Posted by demonik on July 6, 2010

M. J. Trow – A Brief History Of Vampires (Robinson, July 2010)

[image]

Blurb:
Vampire culture is everywhere: in the bookshops, on TV, in nightclubs, and in the cinemas. With the success of the Twilight saga and True Blood, the lore of the undead is a global phenomenon. But where does the legend of the Vampire come from, and why does it have such a perennial appeal? Historian and vampire aficionado M. J. Trow goes in search of the origins of this blood craze a long way from the shopping malls, to the story of the fifteenth century Hungarian warrior prince, Vlad of Wallachia, who was famed for his brutality in war as well as his passion for excruciating torture. Vlad would later become the inspiration for Bram Stoker’s Dracula and the film Nosferatu.

Trow’s fascinating search uncovers the forgotten story of Vlad and charts his legacy throughout history up to the present day. He shows that the legend and lore of vampirism has evolved over centuries and still has a powerful hold on our imaginations.

Press Release Robinson
From Vlad the Impaler to Edward Cullen, M.J. Trow goes in search of the allure of the vampire.

A Brief History of Vampires

By M.J. Trow
Published by Robinson
July 8th 2010 Paperback, £8.99

A must-have book for all vampire fans, A Brief History of Vampires charts the phenomenal craze of ‘popular vampires’ such as Nosferatu and Count Dracula to screen vampires such as those played by Bela Lugosi and Robert Pattinson. With the current global vampire craze taking the book, film and TV charts by storms with the Twilight saga and True Blood, this book begs the question: why do we love to be frightened?

Within a society which has become increasingly desensitised to horror, M.J. Trow charts the vampire’s global phenomenon and seeks its terrifying origins.

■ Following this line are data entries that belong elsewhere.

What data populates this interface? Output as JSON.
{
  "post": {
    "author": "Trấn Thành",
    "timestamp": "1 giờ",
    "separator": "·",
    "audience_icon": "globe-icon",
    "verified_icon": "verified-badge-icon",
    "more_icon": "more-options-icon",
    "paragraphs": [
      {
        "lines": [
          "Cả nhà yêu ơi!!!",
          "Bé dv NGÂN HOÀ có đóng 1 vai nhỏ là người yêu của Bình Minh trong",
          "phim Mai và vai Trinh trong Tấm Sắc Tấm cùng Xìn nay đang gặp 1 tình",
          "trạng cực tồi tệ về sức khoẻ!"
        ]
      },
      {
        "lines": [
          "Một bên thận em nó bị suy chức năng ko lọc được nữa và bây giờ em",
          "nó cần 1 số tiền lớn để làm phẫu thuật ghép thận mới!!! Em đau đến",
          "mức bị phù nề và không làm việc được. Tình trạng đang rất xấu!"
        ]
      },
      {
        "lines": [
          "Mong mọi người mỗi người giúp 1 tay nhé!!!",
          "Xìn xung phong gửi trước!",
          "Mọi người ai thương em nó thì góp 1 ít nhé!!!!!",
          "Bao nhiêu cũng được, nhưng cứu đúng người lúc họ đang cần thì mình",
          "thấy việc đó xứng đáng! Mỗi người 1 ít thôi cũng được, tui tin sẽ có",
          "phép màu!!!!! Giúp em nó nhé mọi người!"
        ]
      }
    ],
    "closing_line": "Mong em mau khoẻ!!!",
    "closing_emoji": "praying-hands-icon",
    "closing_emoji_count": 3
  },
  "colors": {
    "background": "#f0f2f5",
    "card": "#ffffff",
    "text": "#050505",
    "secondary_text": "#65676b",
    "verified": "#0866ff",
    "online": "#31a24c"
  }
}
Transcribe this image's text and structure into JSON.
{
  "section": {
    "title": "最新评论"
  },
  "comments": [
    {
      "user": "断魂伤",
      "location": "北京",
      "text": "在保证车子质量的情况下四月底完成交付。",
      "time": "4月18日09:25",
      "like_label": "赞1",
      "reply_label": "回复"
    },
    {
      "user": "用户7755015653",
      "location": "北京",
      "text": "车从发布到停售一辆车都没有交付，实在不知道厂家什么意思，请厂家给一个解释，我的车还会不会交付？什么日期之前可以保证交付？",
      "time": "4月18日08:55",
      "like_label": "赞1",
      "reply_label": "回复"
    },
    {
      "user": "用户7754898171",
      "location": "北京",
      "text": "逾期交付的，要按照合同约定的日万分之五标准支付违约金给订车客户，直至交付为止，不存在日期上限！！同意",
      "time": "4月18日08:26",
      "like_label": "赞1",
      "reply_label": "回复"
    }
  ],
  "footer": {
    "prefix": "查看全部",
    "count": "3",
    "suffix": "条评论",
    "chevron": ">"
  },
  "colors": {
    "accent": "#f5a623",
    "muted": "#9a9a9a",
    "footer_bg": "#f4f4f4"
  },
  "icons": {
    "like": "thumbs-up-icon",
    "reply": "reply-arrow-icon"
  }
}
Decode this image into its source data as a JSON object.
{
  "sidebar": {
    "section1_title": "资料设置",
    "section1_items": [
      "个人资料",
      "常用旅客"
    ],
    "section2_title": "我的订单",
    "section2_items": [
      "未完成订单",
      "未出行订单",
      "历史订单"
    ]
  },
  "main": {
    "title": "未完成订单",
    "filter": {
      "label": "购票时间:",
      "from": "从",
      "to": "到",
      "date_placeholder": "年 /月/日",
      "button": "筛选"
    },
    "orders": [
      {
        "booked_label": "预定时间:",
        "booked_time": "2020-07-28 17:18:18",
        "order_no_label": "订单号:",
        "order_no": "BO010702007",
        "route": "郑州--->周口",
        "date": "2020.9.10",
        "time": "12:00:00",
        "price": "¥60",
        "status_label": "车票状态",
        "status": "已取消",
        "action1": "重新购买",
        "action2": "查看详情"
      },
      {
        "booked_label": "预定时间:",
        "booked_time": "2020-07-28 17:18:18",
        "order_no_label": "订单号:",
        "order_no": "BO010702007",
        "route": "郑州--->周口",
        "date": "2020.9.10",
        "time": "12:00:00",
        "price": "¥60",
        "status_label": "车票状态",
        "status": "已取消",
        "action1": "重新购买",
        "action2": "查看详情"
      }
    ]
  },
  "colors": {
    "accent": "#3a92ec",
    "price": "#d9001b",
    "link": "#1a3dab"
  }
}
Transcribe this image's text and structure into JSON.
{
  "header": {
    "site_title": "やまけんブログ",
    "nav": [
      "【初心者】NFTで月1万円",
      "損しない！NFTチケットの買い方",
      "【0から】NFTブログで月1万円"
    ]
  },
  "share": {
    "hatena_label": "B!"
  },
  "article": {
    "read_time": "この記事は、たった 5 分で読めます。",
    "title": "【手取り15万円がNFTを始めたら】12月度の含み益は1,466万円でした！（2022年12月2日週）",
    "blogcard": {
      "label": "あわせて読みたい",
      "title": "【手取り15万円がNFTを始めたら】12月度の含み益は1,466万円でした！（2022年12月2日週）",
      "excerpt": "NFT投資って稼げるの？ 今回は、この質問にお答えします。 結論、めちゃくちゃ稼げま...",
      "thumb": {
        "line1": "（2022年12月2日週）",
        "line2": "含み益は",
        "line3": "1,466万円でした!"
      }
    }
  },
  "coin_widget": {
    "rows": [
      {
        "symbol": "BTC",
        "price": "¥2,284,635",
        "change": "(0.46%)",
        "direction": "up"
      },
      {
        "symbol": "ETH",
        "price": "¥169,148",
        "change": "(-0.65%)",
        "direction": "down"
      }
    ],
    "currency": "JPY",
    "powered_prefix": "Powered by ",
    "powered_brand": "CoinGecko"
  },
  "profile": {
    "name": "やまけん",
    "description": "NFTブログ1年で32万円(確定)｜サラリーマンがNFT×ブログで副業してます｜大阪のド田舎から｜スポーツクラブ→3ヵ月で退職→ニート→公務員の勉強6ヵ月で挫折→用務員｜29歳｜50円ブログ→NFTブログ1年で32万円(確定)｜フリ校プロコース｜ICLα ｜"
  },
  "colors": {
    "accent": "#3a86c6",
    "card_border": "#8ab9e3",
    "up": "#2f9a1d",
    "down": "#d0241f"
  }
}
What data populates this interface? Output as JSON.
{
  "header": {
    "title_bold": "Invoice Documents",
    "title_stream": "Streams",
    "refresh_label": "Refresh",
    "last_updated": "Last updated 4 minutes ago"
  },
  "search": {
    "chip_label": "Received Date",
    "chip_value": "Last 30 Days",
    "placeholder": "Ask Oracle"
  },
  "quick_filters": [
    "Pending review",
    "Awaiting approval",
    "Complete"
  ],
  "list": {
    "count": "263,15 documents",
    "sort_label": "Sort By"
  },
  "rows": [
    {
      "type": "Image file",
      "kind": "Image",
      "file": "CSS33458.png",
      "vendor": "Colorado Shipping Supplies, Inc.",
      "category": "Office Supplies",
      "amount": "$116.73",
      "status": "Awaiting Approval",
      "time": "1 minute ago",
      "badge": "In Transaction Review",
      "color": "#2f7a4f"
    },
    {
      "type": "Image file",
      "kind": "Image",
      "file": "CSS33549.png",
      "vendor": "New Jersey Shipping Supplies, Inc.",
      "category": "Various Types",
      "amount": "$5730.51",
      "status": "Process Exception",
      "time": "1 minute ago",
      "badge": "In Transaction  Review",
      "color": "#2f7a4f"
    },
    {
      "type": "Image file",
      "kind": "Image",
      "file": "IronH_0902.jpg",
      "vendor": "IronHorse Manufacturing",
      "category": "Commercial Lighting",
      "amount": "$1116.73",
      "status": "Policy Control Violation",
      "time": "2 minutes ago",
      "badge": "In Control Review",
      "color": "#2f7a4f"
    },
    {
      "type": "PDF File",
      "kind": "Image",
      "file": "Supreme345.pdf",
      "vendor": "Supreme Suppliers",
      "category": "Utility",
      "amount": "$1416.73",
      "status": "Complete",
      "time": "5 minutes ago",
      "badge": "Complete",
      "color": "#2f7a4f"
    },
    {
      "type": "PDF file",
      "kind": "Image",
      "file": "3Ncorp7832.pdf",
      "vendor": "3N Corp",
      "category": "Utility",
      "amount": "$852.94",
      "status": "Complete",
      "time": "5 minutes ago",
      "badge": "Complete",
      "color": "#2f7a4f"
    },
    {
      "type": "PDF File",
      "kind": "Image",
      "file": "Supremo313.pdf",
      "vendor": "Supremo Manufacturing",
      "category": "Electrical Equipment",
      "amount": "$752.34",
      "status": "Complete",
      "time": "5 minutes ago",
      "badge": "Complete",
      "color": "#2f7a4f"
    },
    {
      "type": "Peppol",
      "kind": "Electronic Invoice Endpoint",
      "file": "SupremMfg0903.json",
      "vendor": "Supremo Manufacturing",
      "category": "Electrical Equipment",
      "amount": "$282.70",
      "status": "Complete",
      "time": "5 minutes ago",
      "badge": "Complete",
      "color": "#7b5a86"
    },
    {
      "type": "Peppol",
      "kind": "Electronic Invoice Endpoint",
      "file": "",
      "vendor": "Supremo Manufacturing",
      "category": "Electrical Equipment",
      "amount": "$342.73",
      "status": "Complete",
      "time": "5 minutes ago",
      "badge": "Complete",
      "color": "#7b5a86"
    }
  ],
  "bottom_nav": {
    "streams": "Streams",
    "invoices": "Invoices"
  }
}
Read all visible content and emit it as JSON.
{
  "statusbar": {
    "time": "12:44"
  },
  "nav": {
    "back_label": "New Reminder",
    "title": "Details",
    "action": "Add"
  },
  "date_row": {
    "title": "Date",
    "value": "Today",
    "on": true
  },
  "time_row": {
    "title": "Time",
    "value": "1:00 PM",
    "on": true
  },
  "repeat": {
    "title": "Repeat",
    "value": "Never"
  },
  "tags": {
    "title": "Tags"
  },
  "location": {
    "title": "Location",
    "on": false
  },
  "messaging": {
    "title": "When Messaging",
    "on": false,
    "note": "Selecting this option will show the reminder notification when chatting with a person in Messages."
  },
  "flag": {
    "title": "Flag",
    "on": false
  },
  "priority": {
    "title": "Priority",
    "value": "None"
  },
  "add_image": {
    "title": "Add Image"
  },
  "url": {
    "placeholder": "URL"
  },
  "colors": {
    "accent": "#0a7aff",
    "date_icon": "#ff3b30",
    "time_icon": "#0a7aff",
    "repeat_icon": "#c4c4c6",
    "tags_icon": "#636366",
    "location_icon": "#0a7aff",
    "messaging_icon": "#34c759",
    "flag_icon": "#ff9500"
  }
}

A long way from the billboard we learn the story of Vlad ‘The Impaler’ of Wallachia. a ruler infamous for his brutality in war as well as his passion for ‘impaling’ his victims, and who later became the inspiration for Bram Stoker’s infamous Dracula.

In order to uncover the fascinating, forgotten story of ‘The Impaler’, Trow looks into the history, legend and lore of his legacy. Compellingly and historically, he shows how the legend of the vampire has evolved over centuries and explains how it still has such an intense hold on modern day imagination.

About the Author
M. Trow studied history at university, after which he has spent years teaching. He is also an established crime writer and biographer, with a reputation as a scholar who peels away myths to reveal the true history behind them. Originally from Rhondda, South Wales, he now lives on the Isle of White.